Now this story will not take on its true color of meaning if I do not make to you a confession that I never made to Carol: I don’t smoke. Or to put it another way: I had an enormous crush on Carol and sacrificed my lungs to get a few moments privately with her. Truth to tell, I would have sacrificed much else. One consequence of this is that for a decade and more Carol thought of me as a fellow smoker and she, unlike you, will never know otherwise.

To what can I trace my frank and prolonged mendacity? Well, as I said, I had an enormous crush on Carol. Unlike my smoking, or rather my not smoking, that was certainly no secret to her. Still, that does not really answer the question. She was a lovely woman but it was clearly not only that; some joining, rather, of beauty and delight. When I heard Carol had left us I thought about the times we had spent together and I could envision her face with great clarity and brightness in all manner of expressions. I could see her — I can still see her — with startling presence. If I was a painter, I feel I could render her perfectly, laughing at me, her delight and spirit leaping at me right off the canvas. I can see her gestures, the way she smiled, the way she drew on her cigarette, the way she tilted her head to let her cheek be kissed.

And yet when I think of all those conversations we had I can remember very little of them. I have tried hard to reconstruct them, have thought of the various places we encountered one another — at Institute of Humanities parties, in particular, where I went, Christmas and spring, in particular delight at the expectation of seeing her — and yet I have to confess that at the end of the day we talked of pedestrian things, of what we had been doing and whom we had been seeing, of where our travels had taken us and where our work had left us, and of course, always, always, of the foibles and follies of those non-smokers we had left behind. And yet this admission of the blank dailyness of what we shared in words contrasts strongly with the enormous pleasure I took in seeing her.
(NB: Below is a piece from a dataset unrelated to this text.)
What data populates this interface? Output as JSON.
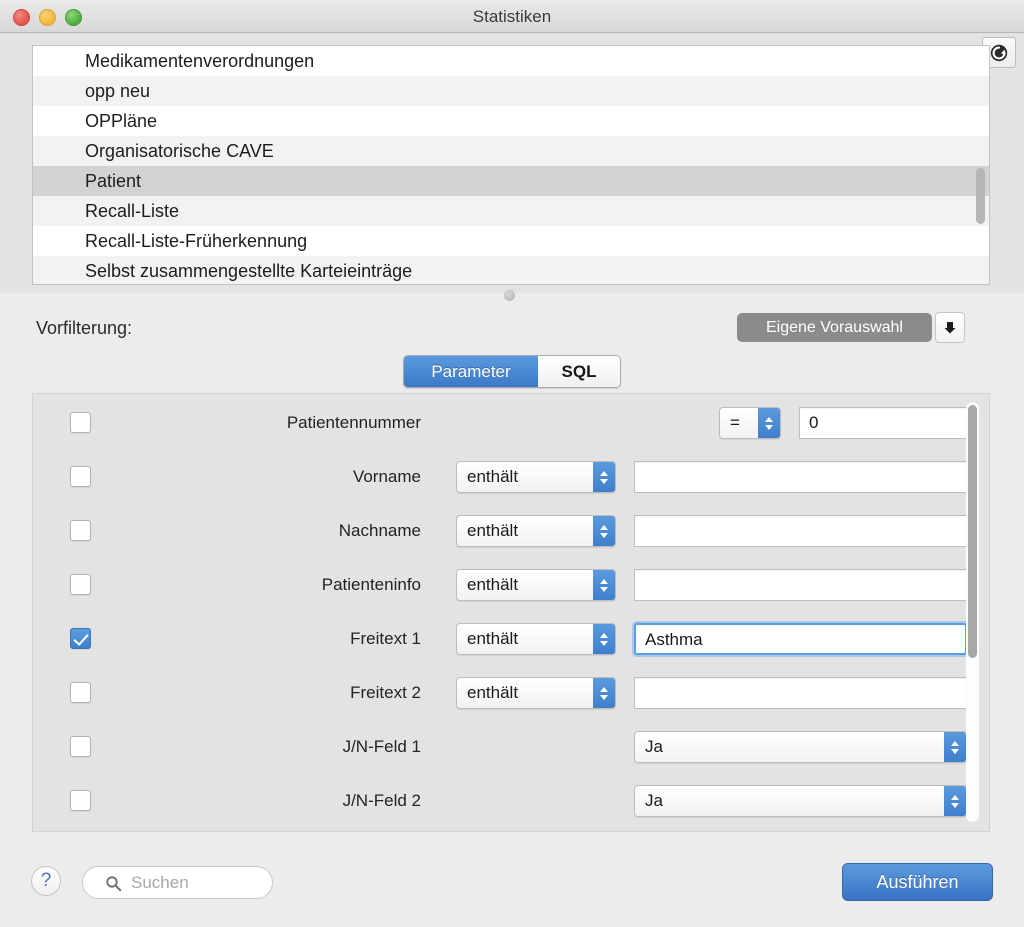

As I was puzzling over this conundrum there kept flickering before my mind, just beyond the reach of consciousness, like a an elusive dream whose relevance one can’t quite pin down, a passage from a book I had read long before. I tried hard to grasp the thread but it trailed before me, just out of reach; finally, though, I caught it and began gently to draw it toward me. The passage, it turned out, came from the work of my friend Czeslaw Milosz and after a long search through his books I came upon it, a paragraph in his book, The Year of the Hunter. This book is a kind of journal recounting the year he spent alone after the death of his wife, Janina. It mostly takes place on Grizzly Peak, in the house where I now live, but in the paragraph I remembered Czeslaw has traveled to Paris, and here he is wandering through the galleries of the Quai d’Orsay. Here is what he says:

If we think about it seriously, it is unbelievable that from a considerable distance, when we still don’t even know the painter’s name, we are able to make distinctions and to say who it is. For example, that it is a landscape by Corot. Which means that there exists (I’m not sure how to define it) a tone, a nuance, a melody, which is peculiar to one man only and to no one else, the mark of an individual, and art supplies only a particular occasion for becoming conscious of this, for the painter has managed to express what is his own, but that does not mean that other people lack their own particular note. This may be the sole proof of the immortality of the soul, with due consideration for additional premises, to be sure: that this strictly individual, unique something cannot be destroyed forever, because that would be senseless and unjust.

 

I love this passage and it is clear to me now why my mind, as I struggled to understand my relationship to Carol, kept trying to find it again. The reason is simple. I was strongly drawn to “this strictly individual, unique something”that was Carol, and all the talking and the laughing, and certainly all the smoking, was simply a way for me to be close to her — to be close to that “tone, that nuance, that melody”that was Carol. And I believe the poet when he says that “this strictly individual, unique something cannot be destroyed forever.”Certainly that strictly individual, unique something is with us now, in this room. It is with me when I hear her laughter, as I still do, and it is with me every time I see two people standing together, exiled at the threshold of some building, talking and laughing and smiling under their twin corona of softly drifting smoke.